Cox sought to eliminate disputes by advocating policies and enforcement actions that would produce unanimous votes, and deferring issues that would split the commission.
As an independent, Schapiro may have more success bridging the divide, said Steve Bartlett, president of the Financial Services Roundtable, a Washington-based industry group.
The choice shows "Obama is tracking a centrist course," Bartlett said.
Schapiro has shown aplomb during 20 years as a Washington- based-regulator. When she became CFTC chairman 14 years ago, then-Chicago Board of Trade President Thomas Donovan said he wouldn't be "intimidated by some blond, 5-foot-2-inch girl."

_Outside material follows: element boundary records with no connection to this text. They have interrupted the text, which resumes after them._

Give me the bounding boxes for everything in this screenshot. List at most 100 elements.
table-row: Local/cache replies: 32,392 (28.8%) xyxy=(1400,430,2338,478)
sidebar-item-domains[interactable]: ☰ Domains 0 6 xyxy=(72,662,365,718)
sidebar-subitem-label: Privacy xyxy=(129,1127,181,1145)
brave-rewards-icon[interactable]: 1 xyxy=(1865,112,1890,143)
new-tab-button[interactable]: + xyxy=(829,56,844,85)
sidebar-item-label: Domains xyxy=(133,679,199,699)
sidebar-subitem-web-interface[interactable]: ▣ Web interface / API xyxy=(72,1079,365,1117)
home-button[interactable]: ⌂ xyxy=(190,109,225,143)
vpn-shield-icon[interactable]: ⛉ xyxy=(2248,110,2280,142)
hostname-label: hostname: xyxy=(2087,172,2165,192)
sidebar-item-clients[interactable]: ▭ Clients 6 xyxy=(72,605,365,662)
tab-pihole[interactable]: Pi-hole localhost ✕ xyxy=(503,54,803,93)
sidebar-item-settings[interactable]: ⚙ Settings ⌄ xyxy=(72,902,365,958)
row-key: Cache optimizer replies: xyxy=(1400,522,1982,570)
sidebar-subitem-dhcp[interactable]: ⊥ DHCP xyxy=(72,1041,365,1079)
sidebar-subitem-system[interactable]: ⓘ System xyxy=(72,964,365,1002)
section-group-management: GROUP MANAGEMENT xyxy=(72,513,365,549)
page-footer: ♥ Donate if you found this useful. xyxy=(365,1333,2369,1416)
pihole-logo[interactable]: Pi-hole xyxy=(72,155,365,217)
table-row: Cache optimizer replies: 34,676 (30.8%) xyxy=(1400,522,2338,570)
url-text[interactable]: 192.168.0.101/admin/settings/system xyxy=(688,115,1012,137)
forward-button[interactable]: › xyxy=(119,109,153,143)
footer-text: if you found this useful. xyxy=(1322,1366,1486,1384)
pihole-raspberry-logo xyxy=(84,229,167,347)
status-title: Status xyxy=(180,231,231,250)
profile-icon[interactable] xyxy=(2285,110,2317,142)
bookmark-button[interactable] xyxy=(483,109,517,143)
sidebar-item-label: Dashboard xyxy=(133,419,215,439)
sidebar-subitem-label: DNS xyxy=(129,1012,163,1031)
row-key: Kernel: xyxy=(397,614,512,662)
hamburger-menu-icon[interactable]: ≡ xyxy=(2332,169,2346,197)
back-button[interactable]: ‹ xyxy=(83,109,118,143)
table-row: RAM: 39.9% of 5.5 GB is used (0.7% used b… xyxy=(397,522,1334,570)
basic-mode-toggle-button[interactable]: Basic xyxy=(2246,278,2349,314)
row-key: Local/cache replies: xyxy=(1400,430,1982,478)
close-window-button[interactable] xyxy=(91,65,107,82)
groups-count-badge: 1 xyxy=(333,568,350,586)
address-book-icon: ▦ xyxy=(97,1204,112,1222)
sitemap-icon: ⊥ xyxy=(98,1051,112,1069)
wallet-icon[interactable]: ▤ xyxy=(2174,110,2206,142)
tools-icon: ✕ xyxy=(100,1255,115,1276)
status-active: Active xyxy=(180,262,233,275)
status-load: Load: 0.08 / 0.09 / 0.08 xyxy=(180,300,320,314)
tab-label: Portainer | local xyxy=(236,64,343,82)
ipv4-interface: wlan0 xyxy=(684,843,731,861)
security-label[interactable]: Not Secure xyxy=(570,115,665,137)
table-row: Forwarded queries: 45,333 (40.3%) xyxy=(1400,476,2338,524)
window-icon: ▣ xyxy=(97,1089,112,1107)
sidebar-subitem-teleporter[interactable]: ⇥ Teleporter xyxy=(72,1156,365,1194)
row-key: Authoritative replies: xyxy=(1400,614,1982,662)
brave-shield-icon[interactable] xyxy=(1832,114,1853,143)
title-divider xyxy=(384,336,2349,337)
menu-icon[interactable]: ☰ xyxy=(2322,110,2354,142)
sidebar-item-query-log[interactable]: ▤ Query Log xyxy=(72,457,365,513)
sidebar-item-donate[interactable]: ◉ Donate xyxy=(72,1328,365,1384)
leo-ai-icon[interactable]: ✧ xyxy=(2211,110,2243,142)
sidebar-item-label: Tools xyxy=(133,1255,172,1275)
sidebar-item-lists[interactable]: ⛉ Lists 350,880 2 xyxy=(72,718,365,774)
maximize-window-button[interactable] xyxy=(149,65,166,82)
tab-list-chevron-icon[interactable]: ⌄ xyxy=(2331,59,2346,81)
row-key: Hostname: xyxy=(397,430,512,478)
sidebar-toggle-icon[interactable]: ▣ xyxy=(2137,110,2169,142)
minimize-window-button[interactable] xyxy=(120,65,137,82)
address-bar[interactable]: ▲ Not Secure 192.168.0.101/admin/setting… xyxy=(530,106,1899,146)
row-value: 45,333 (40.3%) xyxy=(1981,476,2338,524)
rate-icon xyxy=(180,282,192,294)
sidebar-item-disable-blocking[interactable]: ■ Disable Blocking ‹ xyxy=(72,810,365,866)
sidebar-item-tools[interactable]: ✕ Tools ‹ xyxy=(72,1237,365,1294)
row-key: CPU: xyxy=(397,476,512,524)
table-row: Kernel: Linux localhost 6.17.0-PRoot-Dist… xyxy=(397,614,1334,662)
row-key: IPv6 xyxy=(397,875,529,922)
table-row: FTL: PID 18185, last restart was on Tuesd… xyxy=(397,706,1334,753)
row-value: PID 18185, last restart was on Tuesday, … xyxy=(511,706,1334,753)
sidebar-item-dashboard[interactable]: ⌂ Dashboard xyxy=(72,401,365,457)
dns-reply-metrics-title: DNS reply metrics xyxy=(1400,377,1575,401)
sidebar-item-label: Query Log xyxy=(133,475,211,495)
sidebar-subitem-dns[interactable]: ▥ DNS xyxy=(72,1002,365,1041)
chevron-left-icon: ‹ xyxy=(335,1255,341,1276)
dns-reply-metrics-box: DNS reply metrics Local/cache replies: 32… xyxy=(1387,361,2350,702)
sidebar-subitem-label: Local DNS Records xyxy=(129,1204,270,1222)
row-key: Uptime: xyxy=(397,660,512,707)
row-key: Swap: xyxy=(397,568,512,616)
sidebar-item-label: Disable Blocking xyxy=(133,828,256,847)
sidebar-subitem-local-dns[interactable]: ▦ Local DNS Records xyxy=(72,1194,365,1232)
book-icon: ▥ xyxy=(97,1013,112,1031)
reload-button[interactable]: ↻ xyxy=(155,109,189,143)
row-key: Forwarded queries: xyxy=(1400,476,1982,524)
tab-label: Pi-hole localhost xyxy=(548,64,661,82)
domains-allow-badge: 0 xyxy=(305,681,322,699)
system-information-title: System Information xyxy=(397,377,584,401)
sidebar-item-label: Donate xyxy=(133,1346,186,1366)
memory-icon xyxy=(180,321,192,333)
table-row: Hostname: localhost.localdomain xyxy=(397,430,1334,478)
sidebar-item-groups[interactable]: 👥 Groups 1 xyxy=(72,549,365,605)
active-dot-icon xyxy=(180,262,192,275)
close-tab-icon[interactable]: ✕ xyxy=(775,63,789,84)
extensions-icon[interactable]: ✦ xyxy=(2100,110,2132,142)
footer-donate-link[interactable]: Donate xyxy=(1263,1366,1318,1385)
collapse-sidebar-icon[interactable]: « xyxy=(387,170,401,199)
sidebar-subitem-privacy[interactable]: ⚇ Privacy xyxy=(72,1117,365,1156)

Schapiro replied: "I'm 5-foot-5."
Congressional Attention
The CFTC has also faced congressional inquiries into its capabilities, during price surges in energy and commodity markets. Oil futures prices touched a record $147.27 a barrel in July.
If confirmed by the Senate, Gensler would replace Walter Lukken, who has served as acting chairman of the agency since June 2007. Lukken, a Republican, said Nov. 11 he would step down as head of the agency when Obama becomes president and leave soon after.
Gensler, who was an economic adviser to New York Senator Hillary Clinton in her failed effort to win the Democratic presidential nomination, declined comment on today's press conference when reached by phone. He referred questions to the president-elect's transition spokesman.
Obama spokesman Dan Pfeiffer didn't respond to an e-mail and voicemail seeking comment.
"Gary is a very smart, very knowledgeable and very experienced guy," Geoffrey Aronow, former director of enforcement for the commission, said in an e-mail. "He would be a terrific choice to lead the CFTC at this critical time for addressing financial services regulatory reform."